Painting of Maine’s Memorial Bridge in Augusta will cost the state about half what it had expected, under a contract awarded recently.
A $6,967,000 painting contract was awarded in December to Spartan Contracting, of Campbell, OH.
Kozak & Gayer, P.A.
|The bridge was rehabbed with a new deck in 2005.|
The Maine Department of Transportation had estimated the contract at $11.6 million to more than $13.9 million, due to the bridge’s size and the need to contain, remove and dispose of the existing paint, which contains both lead and chromium. The job also requires certified quality control inspectors.
The 63-year-old, 11-span steel deck-truss bridge—2,100 feet long and 48.5 feet wide—carries 26,000 vehicles, a railway and a rail trail over the Kennebec River.
Spartan was the clear low bidder of 18 contractors vying for the project. Its bid was $501,000 less than the next-highest bid, submitted by Titan Industrial Services Inc., of Baltimore, MD.
Twelve bids topped $10 million; the high bid, for $15,004,726.30, came from MJ Painting Contractor Corp., of Olean, NY.
The bridge opened in 1949, was last painted in 1992, and underwent an $11 million rehab with new deck in 2005.
Scope of Work
The project involves 100% removal of the existing coating system, followed by cleaning and recoating 6.2 million pounds of below-deck structural steel surfaces. SSPC-QP 1 and QP 2 certification are required.
The existing coatings contain lead and chromium (290,867-406,920 ppm lead; 2,643-5,791 ppm chromium; and 5-8 ppm hexavalent chromium). Containment according to SSPC-Guide 6 will be required.

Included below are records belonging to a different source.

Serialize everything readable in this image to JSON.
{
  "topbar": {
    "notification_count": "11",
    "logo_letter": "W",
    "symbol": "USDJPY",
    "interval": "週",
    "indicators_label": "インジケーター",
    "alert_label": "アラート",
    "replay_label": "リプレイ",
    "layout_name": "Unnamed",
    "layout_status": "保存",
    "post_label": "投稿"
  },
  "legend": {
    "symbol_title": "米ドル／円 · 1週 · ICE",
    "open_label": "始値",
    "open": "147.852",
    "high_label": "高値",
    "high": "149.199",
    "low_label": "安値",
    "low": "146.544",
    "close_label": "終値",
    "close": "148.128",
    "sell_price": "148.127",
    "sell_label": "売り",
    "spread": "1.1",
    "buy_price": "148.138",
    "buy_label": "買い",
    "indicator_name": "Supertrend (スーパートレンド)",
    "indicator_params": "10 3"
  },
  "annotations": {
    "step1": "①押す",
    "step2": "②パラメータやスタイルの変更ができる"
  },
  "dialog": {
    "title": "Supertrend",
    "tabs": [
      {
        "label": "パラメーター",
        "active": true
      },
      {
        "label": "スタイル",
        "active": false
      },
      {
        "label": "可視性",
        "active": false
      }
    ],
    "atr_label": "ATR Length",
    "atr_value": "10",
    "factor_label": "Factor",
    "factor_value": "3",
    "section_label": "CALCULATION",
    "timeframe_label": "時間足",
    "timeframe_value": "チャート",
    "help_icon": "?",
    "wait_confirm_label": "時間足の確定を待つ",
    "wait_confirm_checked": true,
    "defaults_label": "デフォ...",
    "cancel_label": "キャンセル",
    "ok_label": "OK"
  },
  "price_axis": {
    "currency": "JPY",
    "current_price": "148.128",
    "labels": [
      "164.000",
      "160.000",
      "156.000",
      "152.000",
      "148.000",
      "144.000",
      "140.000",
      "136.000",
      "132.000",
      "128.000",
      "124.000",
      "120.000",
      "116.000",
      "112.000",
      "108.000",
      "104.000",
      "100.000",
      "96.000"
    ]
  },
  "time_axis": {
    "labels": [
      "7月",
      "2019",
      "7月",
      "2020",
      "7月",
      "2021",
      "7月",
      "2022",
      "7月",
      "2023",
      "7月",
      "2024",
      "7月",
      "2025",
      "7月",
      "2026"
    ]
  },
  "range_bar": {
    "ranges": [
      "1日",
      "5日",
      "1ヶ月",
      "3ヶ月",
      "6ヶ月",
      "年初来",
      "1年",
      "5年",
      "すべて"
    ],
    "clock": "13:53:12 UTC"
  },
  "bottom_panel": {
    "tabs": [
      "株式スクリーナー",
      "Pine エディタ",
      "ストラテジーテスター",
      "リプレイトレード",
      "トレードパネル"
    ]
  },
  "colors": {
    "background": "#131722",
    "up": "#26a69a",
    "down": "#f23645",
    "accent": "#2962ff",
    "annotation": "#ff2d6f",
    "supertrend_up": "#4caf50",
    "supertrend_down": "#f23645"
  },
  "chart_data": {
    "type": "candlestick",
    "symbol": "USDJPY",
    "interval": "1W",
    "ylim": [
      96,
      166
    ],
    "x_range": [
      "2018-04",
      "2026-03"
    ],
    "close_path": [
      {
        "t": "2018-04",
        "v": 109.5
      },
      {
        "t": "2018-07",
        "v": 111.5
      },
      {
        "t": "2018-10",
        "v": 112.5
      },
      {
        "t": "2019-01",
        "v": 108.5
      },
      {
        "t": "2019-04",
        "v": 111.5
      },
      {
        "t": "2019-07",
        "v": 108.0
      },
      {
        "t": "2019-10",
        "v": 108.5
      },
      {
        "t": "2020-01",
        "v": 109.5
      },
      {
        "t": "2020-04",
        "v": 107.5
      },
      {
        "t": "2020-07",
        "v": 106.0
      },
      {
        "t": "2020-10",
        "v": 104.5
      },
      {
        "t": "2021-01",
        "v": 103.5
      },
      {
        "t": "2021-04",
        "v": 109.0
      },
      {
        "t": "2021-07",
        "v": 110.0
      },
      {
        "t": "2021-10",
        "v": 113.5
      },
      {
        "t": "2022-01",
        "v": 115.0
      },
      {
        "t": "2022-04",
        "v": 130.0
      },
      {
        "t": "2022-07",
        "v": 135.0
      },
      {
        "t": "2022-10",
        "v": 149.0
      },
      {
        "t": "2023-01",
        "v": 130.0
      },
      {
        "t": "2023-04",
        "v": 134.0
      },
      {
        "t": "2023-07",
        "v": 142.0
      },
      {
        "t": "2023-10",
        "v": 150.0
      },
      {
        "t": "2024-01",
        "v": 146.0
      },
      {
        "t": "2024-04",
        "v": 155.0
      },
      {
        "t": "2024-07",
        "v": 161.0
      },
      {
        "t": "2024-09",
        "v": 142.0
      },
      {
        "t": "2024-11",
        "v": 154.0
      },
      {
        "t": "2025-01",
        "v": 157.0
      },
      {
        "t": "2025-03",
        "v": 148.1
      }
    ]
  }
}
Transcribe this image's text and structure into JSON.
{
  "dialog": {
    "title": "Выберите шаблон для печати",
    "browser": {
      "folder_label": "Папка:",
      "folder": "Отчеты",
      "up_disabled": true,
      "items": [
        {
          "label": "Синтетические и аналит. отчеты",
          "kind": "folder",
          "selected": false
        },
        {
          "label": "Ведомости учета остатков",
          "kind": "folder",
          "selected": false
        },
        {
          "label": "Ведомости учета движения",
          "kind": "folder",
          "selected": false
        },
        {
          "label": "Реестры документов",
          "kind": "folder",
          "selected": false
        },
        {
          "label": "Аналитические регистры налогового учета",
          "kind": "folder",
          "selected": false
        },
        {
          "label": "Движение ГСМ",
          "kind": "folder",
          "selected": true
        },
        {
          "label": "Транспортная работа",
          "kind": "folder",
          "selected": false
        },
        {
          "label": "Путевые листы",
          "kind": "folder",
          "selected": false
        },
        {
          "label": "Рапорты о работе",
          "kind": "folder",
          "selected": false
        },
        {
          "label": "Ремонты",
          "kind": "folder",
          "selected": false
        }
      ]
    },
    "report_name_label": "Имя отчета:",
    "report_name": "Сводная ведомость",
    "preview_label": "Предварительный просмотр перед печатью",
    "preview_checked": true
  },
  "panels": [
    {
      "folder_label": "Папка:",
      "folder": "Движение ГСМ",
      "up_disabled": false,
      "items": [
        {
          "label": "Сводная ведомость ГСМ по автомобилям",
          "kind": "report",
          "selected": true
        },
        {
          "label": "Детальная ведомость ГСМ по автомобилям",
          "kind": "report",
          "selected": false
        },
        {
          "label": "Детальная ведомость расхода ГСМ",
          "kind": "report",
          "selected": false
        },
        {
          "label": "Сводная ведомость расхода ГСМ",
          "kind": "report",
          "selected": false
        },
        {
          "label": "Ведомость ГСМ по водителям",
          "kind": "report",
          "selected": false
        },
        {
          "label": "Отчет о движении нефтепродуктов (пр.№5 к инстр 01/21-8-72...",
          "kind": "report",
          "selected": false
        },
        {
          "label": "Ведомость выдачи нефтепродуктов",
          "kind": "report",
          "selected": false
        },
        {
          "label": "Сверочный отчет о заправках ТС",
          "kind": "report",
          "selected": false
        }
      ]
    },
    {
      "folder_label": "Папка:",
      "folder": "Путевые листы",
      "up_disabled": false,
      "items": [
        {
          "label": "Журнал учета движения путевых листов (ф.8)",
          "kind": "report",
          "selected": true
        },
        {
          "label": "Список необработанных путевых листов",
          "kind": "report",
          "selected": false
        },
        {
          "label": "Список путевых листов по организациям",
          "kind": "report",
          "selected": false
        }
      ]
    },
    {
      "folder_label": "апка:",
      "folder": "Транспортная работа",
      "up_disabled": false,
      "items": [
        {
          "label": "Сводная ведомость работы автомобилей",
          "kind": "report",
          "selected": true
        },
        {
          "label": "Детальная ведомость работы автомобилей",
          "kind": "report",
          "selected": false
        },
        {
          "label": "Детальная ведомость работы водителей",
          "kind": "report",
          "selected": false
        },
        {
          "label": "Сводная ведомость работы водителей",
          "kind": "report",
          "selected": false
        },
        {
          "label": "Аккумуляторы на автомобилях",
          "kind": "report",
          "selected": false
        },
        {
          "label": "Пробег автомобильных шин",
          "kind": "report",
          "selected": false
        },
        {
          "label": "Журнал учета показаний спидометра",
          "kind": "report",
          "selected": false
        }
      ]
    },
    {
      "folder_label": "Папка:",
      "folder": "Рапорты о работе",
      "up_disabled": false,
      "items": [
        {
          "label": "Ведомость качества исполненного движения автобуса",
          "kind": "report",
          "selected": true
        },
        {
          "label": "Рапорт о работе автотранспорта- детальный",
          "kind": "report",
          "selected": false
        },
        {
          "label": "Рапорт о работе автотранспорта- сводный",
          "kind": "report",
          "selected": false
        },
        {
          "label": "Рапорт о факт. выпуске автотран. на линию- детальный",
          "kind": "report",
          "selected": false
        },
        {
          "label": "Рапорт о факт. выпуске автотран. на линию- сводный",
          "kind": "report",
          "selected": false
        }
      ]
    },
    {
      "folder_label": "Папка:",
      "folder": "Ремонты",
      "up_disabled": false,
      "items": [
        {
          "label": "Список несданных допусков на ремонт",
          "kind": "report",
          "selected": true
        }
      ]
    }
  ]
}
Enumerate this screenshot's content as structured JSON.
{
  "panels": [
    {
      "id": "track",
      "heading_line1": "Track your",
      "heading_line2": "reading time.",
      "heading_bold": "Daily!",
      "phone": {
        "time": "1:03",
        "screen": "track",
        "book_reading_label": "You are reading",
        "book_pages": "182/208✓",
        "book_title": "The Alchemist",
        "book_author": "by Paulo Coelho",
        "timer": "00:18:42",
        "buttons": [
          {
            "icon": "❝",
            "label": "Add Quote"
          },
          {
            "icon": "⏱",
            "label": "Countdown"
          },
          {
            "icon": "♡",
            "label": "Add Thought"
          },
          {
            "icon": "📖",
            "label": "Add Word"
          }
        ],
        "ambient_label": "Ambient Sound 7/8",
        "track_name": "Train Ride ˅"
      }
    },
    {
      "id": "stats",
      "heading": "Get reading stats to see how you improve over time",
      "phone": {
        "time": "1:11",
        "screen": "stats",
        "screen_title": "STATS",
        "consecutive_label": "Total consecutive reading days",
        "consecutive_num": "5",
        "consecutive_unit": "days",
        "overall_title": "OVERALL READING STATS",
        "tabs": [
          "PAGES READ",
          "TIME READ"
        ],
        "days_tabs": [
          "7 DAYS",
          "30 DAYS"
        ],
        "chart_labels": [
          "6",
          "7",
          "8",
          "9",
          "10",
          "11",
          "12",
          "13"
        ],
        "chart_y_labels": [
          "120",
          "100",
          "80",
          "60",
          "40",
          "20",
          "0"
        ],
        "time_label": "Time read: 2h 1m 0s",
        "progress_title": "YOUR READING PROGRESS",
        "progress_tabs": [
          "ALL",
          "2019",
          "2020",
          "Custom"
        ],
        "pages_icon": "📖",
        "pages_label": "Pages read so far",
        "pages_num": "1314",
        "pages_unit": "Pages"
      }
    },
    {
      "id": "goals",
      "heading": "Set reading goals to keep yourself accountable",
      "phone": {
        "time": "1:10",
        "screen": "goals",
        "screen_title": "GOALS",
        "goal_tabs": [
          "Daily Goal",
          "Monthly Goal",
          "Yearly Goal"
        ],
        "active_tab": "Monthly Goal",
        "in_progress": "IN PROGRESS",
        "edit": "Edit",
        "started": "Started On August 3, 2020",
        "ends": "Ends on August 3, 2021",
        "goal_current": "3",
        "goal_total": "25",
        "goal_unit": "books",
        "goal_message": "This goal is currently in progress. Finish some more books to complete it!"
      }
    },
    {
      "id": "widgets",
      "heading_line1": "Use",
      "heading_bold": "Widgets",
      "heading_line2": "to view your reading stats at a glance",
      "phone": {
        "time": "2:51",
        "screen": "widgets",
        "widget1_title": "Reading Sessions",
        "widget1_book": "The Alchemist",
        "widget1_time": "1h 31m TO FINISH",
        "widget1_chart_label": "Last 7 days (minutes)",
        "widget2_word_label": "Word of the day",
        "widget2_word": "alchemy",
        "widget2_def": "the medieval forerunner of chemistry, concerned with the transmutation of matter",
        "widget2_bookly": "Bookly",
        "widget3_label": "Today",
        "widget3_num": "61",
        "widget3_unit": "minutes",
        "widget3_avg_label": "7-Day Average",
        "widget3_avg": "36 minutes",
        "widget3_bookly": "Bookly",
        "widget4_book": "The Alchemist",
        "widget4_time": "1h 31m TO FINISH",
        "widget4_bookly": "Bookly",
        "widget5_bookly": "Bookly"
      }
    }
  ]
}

|The project includes repair of corroded steel components.|
The steel will be abrasive blast-cleaned to SSPC-SP 10 (near white); tested for soluble salts with as-needed chloride remediation; and coated with an organic zinc-epoxy-aliphatic polyurethane system.
Repairs, QC Requirements
The project also includes repairing corrosion-damaged steel. That will include removing, replacing and/or strengthening corrosion-damaged components and connection plates, as well as removing and replacing rivets with new high-strength bolts.
The contractor must furnish NACE- or SSPC-certified quality control inspectors, and two lanes must remain open to traffic during the project.
Last summer, Maine DOT spokesman Mark Latti told the Kennebec Journal that the project’s scope would “add up to that $12 million area.”